His bad conscience traveled into his arms and legs and made them galvanically mobile, under Agathe’s direction and with her help, to make up for his negligence. He cleared out closets like a hunter disemboweling an animal, abandoning his bedroom to Agathe, swearing to her that it was hers and that he would find a sofa somewhere. Eagerly he moved to and fro all objects of daily use that had hitherto lived in their places like flowers in a flower bed, waiting to be picked one at a time by a selecting hand. Suits were piled up on chairs; on the glass shelves in the bathroom, cosmetics were carefully separated into men’s and women’s departments. By the time order had more or less been transformed into disorder, only Ulrich’s gleaming leather slippers remained, abandoned on the floor like an offended lapdog evicted from its basket: a pitiful symbol of disrupted comfort in all its pleasant triviality. But there was no time to take this to heart, for Agathe’s suitcases were next, and however few there seemed to be, they were inexhaustibly crammed with exquisitely folded things that spread open as they were lifted out, blossoming in the air just like the hundreds of roses a magician pulls from his hat. These things had to be hung up or laid down, shaken out and put in piles, and because Ulrich was helping, it proceeded with slip-ups and laughter.

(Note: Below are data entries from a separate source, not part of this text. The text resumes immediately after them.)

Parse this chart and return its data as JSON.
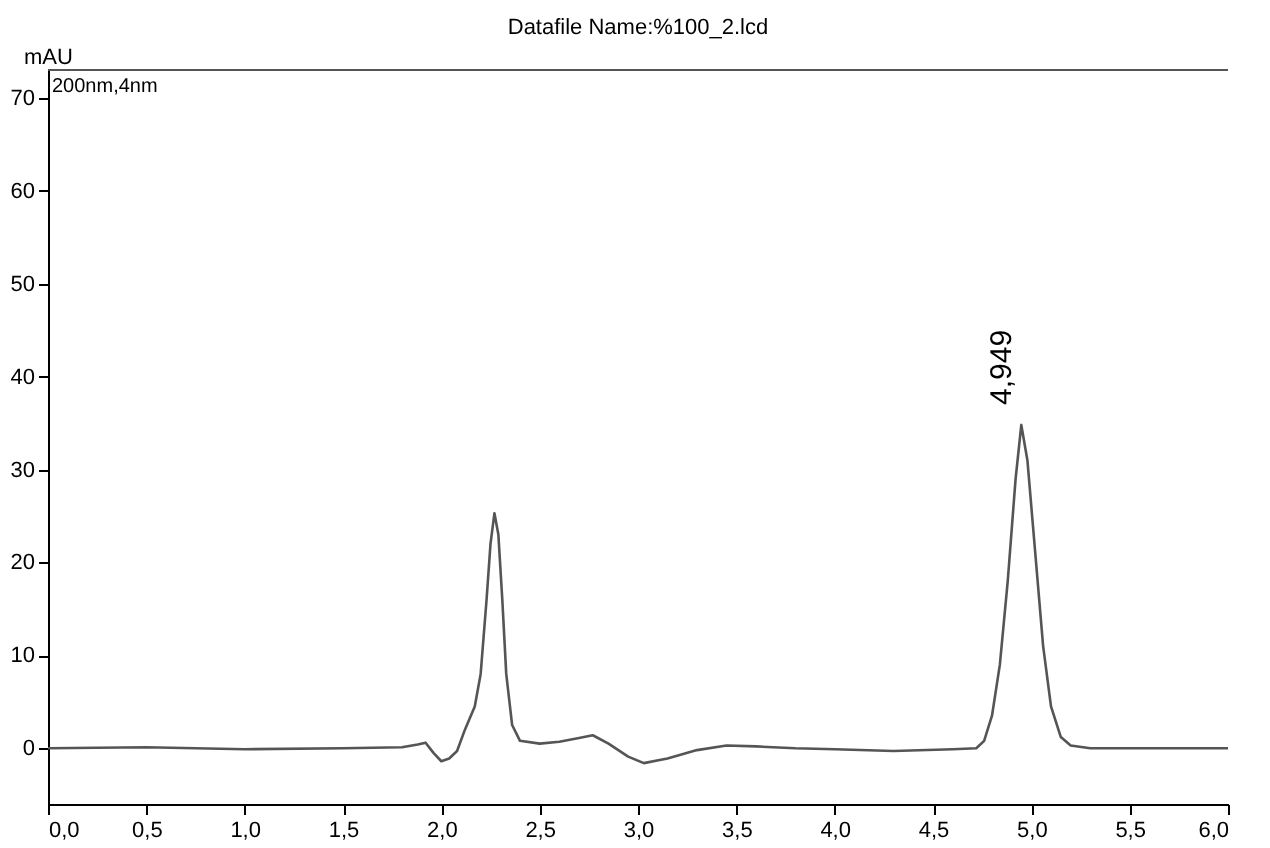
{
  "chart_data": {
    "type": "line",
    "title": "Datafile Name:%100_2.lcd",
    "ylabel": "mAU",
    "x": [
      0,
      0.5,
      1.0,
      1.5,
      1.8,
      1.88,
      1.92,
      1.96,
      2.0,
      2.04,
      2.08,
      2.12,
      2.17,
      2.2,
      2.23,
      2.25,
      2.27,
      2.29,
      2.31,
      2.33,
      2.36,
      2.4,
      2.5,
      2.6,
      2.7,
      2.77,
      2.85,
      2.95,
      3.03,
      3.15,
      3.3,
      3.45,
      3.6,
      3.8,
      4.0,
      4.3,
      4.6,
      4.72,
      4.76,
      4.8,
      4.84,
      4.88,
      4.92,
      4.949,
      4.98,
      5.02,
      5.06,
      5.1,
      5.15,
      5.2,
      5.3,
      5.5,
      6.0
    ],
    "series": [
      {
        "color": "#555555",
        "values": [
          0,
          0.1,
          -0.1,
          0,
          0.1,
          0.4,
          0.6,
          -0.5,
          -1.4,
          -1.1,
          -0.3,
          2,
          4.5,
          8,
          16,
          22,
          25.3,
          23,
          16,
          8,
          2.5,
          0.8,
          0.5,
          0.7,
          1.1,
          1.4,
          0.5,
          -0.9,
          -1.6,
          -1.1,
          -0.2,
          0.3,
          0.2,
          0,
          -0.1,
          -0.3,
          -0.1,
          0,
          0.8,
          3.5,
          9,
          18,
          29,
          34.8,
          31,
          21,
          11,
          4.5,
          1.2,
          0.3,
          0,
          0,
          0
        ]
      }
    ],
    "xlim": [
      0,
      6.0
    ],
    "ylim": [
      -6,
      73
    ],
    "xticks": [
      {
        "value": 0,
        "label": "0,0"
      },
      {
        "value": 0.5,
        "label": "0,5"
      },
      {
        "value": 1.0,
        "label": "1,0"
      },
      {
        "value": 1.5,
        "label": "1,5"
      },
      {
        "value": 2.0,
        "label": "2,0"
      },
      {
        "value": 2.5,
        "label": "2,5"
      },
      {
        "value": 3.0,
        "label": "3,0"
      },
      {
        "value": 3.5,
        "label": "3,5"
      },
      {
        "value": 4.0,
        "label": "4,0"
      },
      {
        "value": 4.5,
        "label": "4,5"
      },
      {
        "value": 5.0,
        "label": "5,0"
      },
      {
        "value": 5.5,
        "label": "5,5"
      },
      {
        "value": 6.0,
        "label": "6,0"
      }
    ],
    "yticks": [
      0,
      10,
      20,
      30,
      40,
      50,
      60,
      70
    ],
    "annotations": [
      "200nm,4nm",
      {
        "text": "4,949",
        "x": 4.949,
        "y": 34.8
      }
    ],
    "grid": false,
    "line_style": "solid",
    "marker": "none"
  }
}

But in the midst of all this activity, he could only think, incessantly, that for his whole life, and up to a few hours ago, he had lived alone. And now Agathe was here. This little sentence, “Agathe is here now,” repeated itself in waves, like the astonishment of a boy who has received a new plaything; there was something mind-numbing about it and, on the other hand, a quite overwhelming sense of presence too, all of which expressed itself again and again in the words: Agathe is here now.
“So she’s tall and slender?” Ulrich thought as he watched her covertly. But she wasn’t at all; she was shorter than he, and had broad, athletic shoulders. “Is she attractive?” he mused. That was hard to say too. Her proud nose, for instance, was slightly tilted up from one side; there was far more potent charm in this than attractiveness. “Could she be a beauty?” Ulrich wondered in a rather strange way, for he was not quite at ease with this question even though, leaving aside all convention, Agathe was a stranger to him. There is, after all, no such thing as a natural inhibition against looking at a blood relation with sexual interest; it is only a matter of custom, or to be explained by the detours of morality or eugenics. Also, the circumstance that they had not grown up together had prevented the sterilized brother-sister relationship that is prevalent in European families. Even so, their origin and their feeling toward each other were enough to take the edge off even the harmless question of how beautiful she might be, a missing excitement Ulrich now noticed with distinct surprise. To find something beautiful surely means, first of all, to find it: whether it is a landscape or a lover, there it is, looking
at the pleased finder, and it seems to have been waiting for him alone. And so, delighted that she was now his and ready to be discovered by him, he was hugely pleased with his sister. But he still thought: “One can’t regard one’s own sister as truly beautiful; at most one can be pleased by the admiration she evokes in others.” But then he was hearing her voice for minutes at a time, where no voice had been before, and what was her voice like? Waves of scent accompanied the movement of her clothing, and what was this scent like? Her movements were now knee, now delicate finger, now rebelliousness of a curl. All one could say about it was: it was there. It was there where before there had been nothing. The difference in intensity between the most vivid moment of thinking about the sister he had left behind and the emptiest present moment was still so great and distinct a pleasure that it was like a shady spot filling up with the warmth of the sun and the scent of wild herbs unfurling.